Schon ein paar Jahre zuvor, als man noch keine Bomben beliebiger Sprengkraft bauen konnte, hatte der Physiker Andrei Sacharow eine Idee, wie man mit hinreichend starken Kernwaffen auch ohne ein Raketen-Trägersystem einem Feind größtmöglichen Schaden zufügen könnte. Daraus entstand das Sacharow-Szenario. Der spätere Dissident soll – was allerdings sehr umstritten und nicht gesichert ist – gesagt haben:

„Warum sollten wir auf diese ganze Konfrontation mit dem Westen eingehen? Lasst uns doch eine 200 Megatonnen Atombombe bauen und sie im südlichen Teil der Nordsee platzieren. Und dann sollten wir die Auflösung der NATO und den Abzug der ganzen Kampftechnik des Westens bis zum letzten Panzer von unseren Grenzen fordern, sonst zünden wir die Bombe.

Mit dieser Megabombe können wir den Frieden erzwingen. Wir werden nicht mehr kämpfen, wir werden einfach friedlich leben und unseren Wohlstand aufbauen …

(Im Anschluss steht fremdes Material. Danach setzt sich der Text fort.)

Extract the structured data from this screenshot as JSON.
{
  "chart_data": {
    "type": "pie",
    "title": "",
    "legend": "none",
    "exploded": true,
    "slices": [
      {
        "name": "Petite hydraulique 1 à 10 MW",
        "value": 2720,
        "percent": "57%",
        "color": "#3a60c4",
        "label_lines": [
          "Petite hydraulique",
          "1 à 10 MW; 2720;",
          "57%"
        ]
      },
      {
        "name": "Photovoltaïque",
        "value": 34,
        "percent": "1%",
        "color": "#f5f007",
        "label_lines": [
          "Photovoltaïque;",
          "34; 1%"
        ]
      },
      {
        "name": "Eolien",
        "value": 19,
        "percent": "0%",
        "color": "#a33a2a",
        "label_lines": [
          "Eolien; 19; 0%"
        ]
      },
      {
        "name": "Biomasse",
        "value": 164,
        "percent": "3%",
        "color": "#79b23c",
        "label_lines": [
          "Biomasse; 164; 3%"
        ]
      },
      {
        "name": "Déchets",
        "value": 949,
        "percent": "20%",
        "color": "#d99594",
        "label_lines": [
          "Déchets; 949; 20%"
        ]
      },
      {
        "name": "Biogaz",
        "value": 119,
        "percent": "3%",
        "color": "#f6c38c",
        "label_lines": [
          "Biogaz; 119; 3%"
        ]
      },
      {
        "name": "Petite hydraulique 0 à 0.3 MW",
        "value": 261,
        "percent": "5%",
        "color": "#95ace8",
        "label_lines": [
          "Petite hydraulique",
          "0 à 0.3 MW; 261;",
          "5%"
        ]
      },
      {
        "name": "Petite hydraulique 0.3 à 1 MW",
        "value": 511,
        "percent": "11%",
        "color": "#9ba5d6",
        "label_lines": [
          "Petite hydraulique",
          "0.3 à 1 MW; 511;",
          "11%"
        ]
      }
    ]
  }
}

Und wenn der Westen sich weigert, dann zünden wir die Bombe und lassen wir ganz Westeuropa durch einen Tsunami ausradieren, kein Problem.“

Diesen Gedankengang behielten die Militärs im Hinterkopf.

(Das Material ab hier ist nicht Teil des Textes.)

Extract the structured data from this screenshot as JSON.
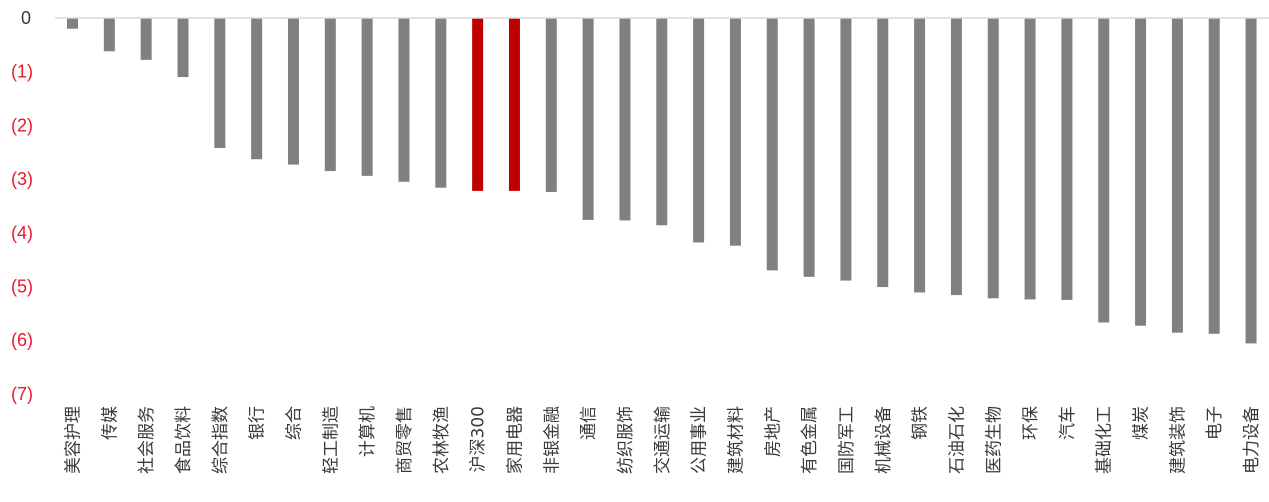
{
  "chart_data": {
    "type": "bar",
    "categories": [
      "美容护理",
      "传媒",
      "社会服务",
      "食品饮料",
      "综合指数",
      "银行",
      "综合",
      "轻工制造",
      "计算机",
      "商贸零售",
      "农林牧渔",
      "沪深300",
      "家用电器",
      "非银金融",
      "通信",
      "纺织服饰",
      "交通运输",
      "公用事业",
      "建筑材料",
      "房地产",
      "有色金属",
      "国防军工",
      "机械设备",
      "钢铁",
      "石油石化",
      "医药生物",
      "环保",
      "汽车",
      "基础化工",
      "煤炭",
      "建筑装饰",
      "电子",
      "电力设备"
    ],
    "values": [
      -0.2,
      -0.62,
      -0.78,
      -1.1,
      -2.42,
      -2.63,
      -2.73,
      -2.85,
      -2.94,
      -3.05,
      -3.16,
      -3.22,
      -3.22,
      -3.24,
      -3.76,
      -3.77,
      -3.86,
      -4.18,
      -4.24,
      -4.7,
      -4.82,
      -4.89,
      -5.01,
      -5.11,
      -5.16,
      -5.22,
      -5.24,
      -5.25,
      -5.67,
      -5.73,
      -5.86,
      -5.88,
      -6.06
    ],
    "highlight": [
      "沪深300",
      "家用电器"
    ],
    "yticks": [
      "0",
      "(1)",
      "(2)",
      "(3)",
      "(4)",
      "(5)",
      "(6)",
      "(7)"
    ],
    "ylim": [
      -7,
      0
    ],
    "title": "",
    "xlabel": "",
    "ylabel": "",
    "grid": false,
    "colors": {
      "bar": "#808080",
      "highlight_bar": "#c00000",
      "axis": "#d9d9d9",
      "tick_negative": "#e8192c",
      "tick_zero": "#3a3a3a"
    }
  }
}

Es vergingen nach Castle Bravo aber noch 7 Jahre, bis die Russen soweit waren, eine Bombe mit beliebiger Sprengkraft zu bauen (die USA konnten das schon vorher). Das war die so genannte Zar-Bombe im Jahr 1961.

Ursprünglich hatte man sie für eine Sprengkraft von 100MT konzipiert. Sacharow selbst plagten zu dem Zeitpunkt allerdings schon Gewissensbisse, denn seine eigenen Recherchen ergaben, dass pro Megatonne Sprengkraft mit 10.000 Toten zu rechnen war. Der Test der 100MT-Bome hätte folglich auf lange Sicht eine Million Menschenleben gekostet. Auf sein Betreiben hin änderte man das Design der Bombe auf „nur“ noch 57MT.

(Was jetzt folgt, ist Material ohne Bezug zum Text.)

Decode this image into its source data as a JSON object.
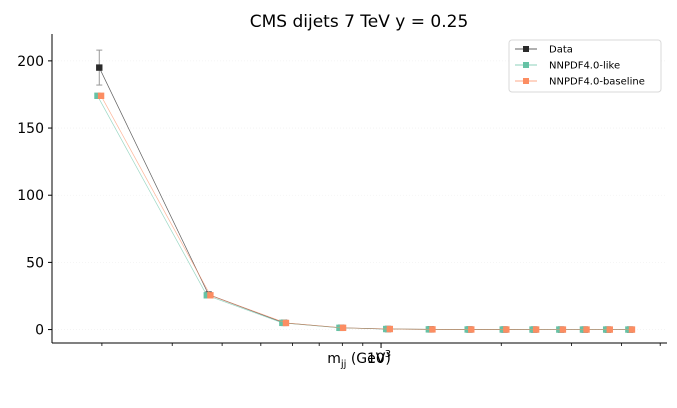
{
  "chart_data": {
    "type": "line",
    "title": "CMS dijets 7 TeV y = 0.25",
    "xlabel": "m_jj (GeV)",
    "xlabel_main": "m",
    "xlabel_sub": "jj",
    "xlabel_unit": " (GeV)",
    "ylabel": "",
    "xscale": "log",
    "ylim": [
      -10,
      220
    ],
    "yticks": [
      0,
      50,
      100,
      150,
      200
    ],
    "xticks_major": [
      1000
    ],
    "xtick_major_labels": [
      {
        "base": "10",
        "exp": "3"
      }
    ],
    "legend_position": "top-right",
    "grid": false,
    "x": [
      197,
      370,
      572,
      795,
      1041,
      1331,
      1665,
      2038,
      2420,
      2824,
      3236,
      3700,
      4205
    ],
    "series": [
      {
        "name": "Data",
        "color": "#2b2b2b",
        "values": [
          195,
          26,
          5,
          1.3,
          0.4,
          0.15,
          0.06,
          0.03,
          0.012,
          0.006,
          0.003,
          0.001,
          0.0005
        ],
        "errors": [
          13,
          1.2,
          0.3,
          0.1,
          0.04,
          0.02,
          0.01,
          0.005,
          0.003,
          0.002,
          0.001,
          0.0005,
          0.0003
        ]
      },
      {
        "name": "NNPDF4.0-like",
        "color": "#66c2a5",
        "values": [
          174,
          25.5,
          5,
          1.3,
          0.4,
          0.15,
          0.06,
          0.03,
          0.012,
          0.006,
          0.003,
          0.001,
          0.0005
        ]
      },
      {
        "name": "NNPDF4.0-baseline",
        "color": "#fc8d62",
        "values": [
          174,
          25.5,
          4.9,
          1.3,
          0.4,
          0.15,
          0.06,
          0.03,
          0.012,
          0.006,
          0.003,
          0.001,
          0.0005
        ]
      }
    ]
  }
}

Dennoch blieb es die stärkste jemals von Menschen ausgelöste Explosion: Die Russen hatten eine Alles-weg-Maschine erschaffen. Was hatte man jetzt? Man hatte das Gedankenspiel des Sacharow-Szenarios und die dazugehörige Sprengkraft. Man hatte also eine von Raketensystemen unabhängige Bombe, die (wahrscheinlich) einen Tsunami auslösen konnte.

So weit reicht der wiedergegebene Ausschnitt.